Sultan Syarif Kasim II
berjasa memperkuat basis agama. Dia mendirikan dua Madsarah Taufiqiyah
untuk murid pria dan Annisa untuk perempuan. Kedua madrasah ini berdiri
sekitar 20 meter dari Istana Siak, tak jauh dari masjid tersebut.
Sampai
sekarang, bangunan kedua madrasah itu masih utuh. ”Sekarang bangunan
Taufiqiyah kami fungsikan sebagai sekolah taman kanak-kanak, sementara
gedung Annisa menjadi Istana Peraduan,” kata Kepala Bagian Humas
Kabupaten Siak Juarman.
Kerajaan Siak
Sultan
Syarif Kasim II merupakan penguasa Kerajaan Siak terakhir. Jika
dirunut, dia adalah sultan ke-12 sejak kerajaan Siak didirikan oleh Raja
Kecik yang bergelar Sultan Abdul Jalil Rakhmat Syah.
Raja Kecik
merupakan keturunan Sultan Johor (Malaysia). Namun, karena perebutan
takhta, dia harus meninggalkan Johor semasa masih dalam kandungan
ibunya. Ketika dewasa, Raja Kecik merebut kesultanan Johor dari
kekuasaan Datuk Bendahara Tun Habib atau Sultan Abdul Jalil Riayat Shah.
Namun, keturunan Datuk Bendahara Tun Habib kembali merebut kekuasaan
Raja Kecik sehingga perang tak terelakkan.
Korban berjatuhan.
Rakyat sengsara. Kedua pihak akhirnya sepakat membagi daerah kekuasaan.
Raja Kecik mendapat bagian Siak dan menyingkir ke Buantan, daerah
pedalaman Sungai Siak. Dari sinilah Kerajaan Siak Sri Indrapura dia
dirikan, sekaligus sebagai pusat penyebaran agama Islam.
Setelah
lima kali pusat pemerintahan pindah, Kerajaan Siak menetap di Siak.

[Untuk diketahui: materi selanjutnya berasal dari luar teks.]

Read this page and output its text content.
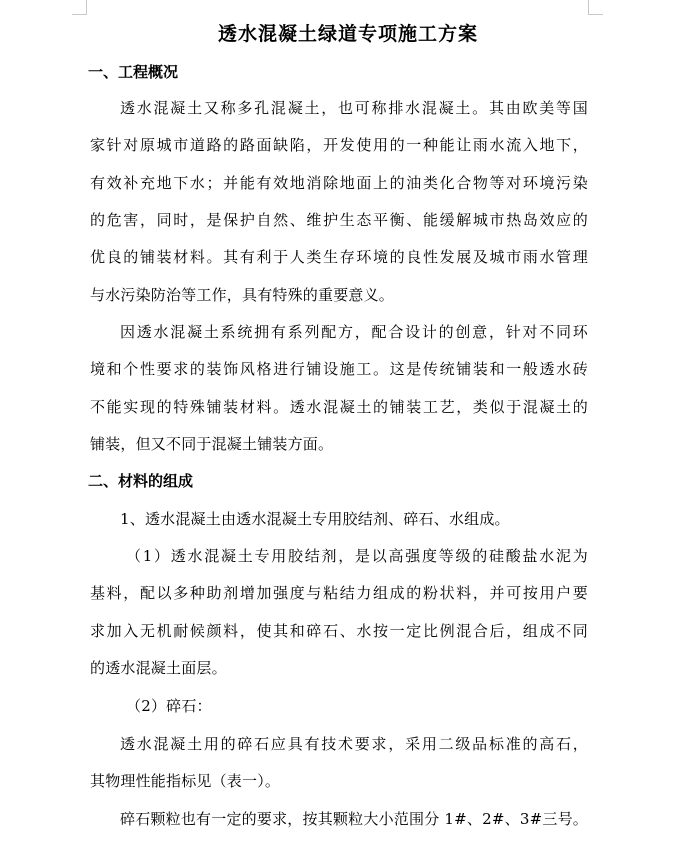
透水混凝土绿道专项施工方案
一、工程概况
透水混凝土又称多孔混凝土，也可称排水混凝土。其由欧美等国
家针对原城市道路的路面缺陷，开发使用的一种能让雨水流入地下，
有效补充地下水；并能有效地消除地面上的油类化合物等对环境污染
的危害，同时，是保护自然、维护生态平衡、能缓解城市热岛效应的
优良的铺装材料。其有利于人类生存环境的良性发展及城市雨水管理
与水污染防治等工作，具有特殊的重要意义。
因透水混凝土系统拥有系列配方，配合设计的创意，针对不同环
境和个性要求的装饰风格进行铺设施工。这是传统铺装和一般透水砖
不能实现的特殊铺装材料。透水混凝土的铺装工艺，类似于混凝土的
铺装，但又不同于混凝土铺装方面。
二、材料的组成
1、透水混凝土由透水混凝土专用胶结剂、碎石、水组成。
（1）透水混凝土专用胶结剂，是以高强度等级的硅酸盐水泥为
基料，配以多种助剂增加强度与粘结力组成的粉状料，并可按用户要
求加入无机耐候颜料，使其和碎石、水按一定比例混合后，组成不同
的透水混凝土面层。
（2）碎石：
透水混凝土用的碎石应具有技术要求，采用二级品标准的高石，
其物理性能指标见（表一）。
碎石颗粒也有一定的要求，按其颗粒大小范围分 1#、2#、3#三号。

Istana Siak yang dibangun dengan arsitektur campuran Eropa-Arab-Melayu
berdiri tegak di tepi Jalan Sultan Syarif Hasyim, Kabupaten Siak.
Wisata sejarah
Dalam
istana ini, pelancong dapat menikmati kemegahan kerajaan melalui
peninggalan-peninggalan yang ada. Peninggalan yang termasuk istimewa
adalah cermin awet muda. Cermin ini selalu dipakai permaisuri untuk
berkaca dan mempertahankan kecantikannya. ”Pantulan dari cermin
dipercaya mampu mengurangi efek penuaan,” kata Zainuddin, Koordinator
Istana Sultan Siak, yang bertugas menjaga Istana Siak.
Entah betul
atau tidak cerita itu. Yang jelas, di setiap musim puncak kunjungan
pelancong, kaum hawa kerap antre sampai belasan meter untuk berkaca di
cermin awet muda itu.
Yang juga menarik adalah Komet, sejenis gramofon, yang berisi
musik-musik instrumental klasik abad XIII ciptaan komponis terkenal,
seperti Beethoven, Mozart, dan Strauss. Komet yang berbentuk lemari
setinggi 2 meter ini dibawa oleh Sultan Siak XI dari Jerman pada 1896.
Sampai
sekarang, Komet masih berfungsi. Piringan-piringan baja yang berisi
aransemen musik-musik klasik itu masih sangat terawat. Menurut
Zainuddin, Komet hanya ada dua di dunia, satu di Jerman dan satu lagi di
Istana Siak.
Daya tarik budaya
Kedekatan
Kesultanan Siak dengan Johor (Malaysia) menumbuhkan budaya serumpun.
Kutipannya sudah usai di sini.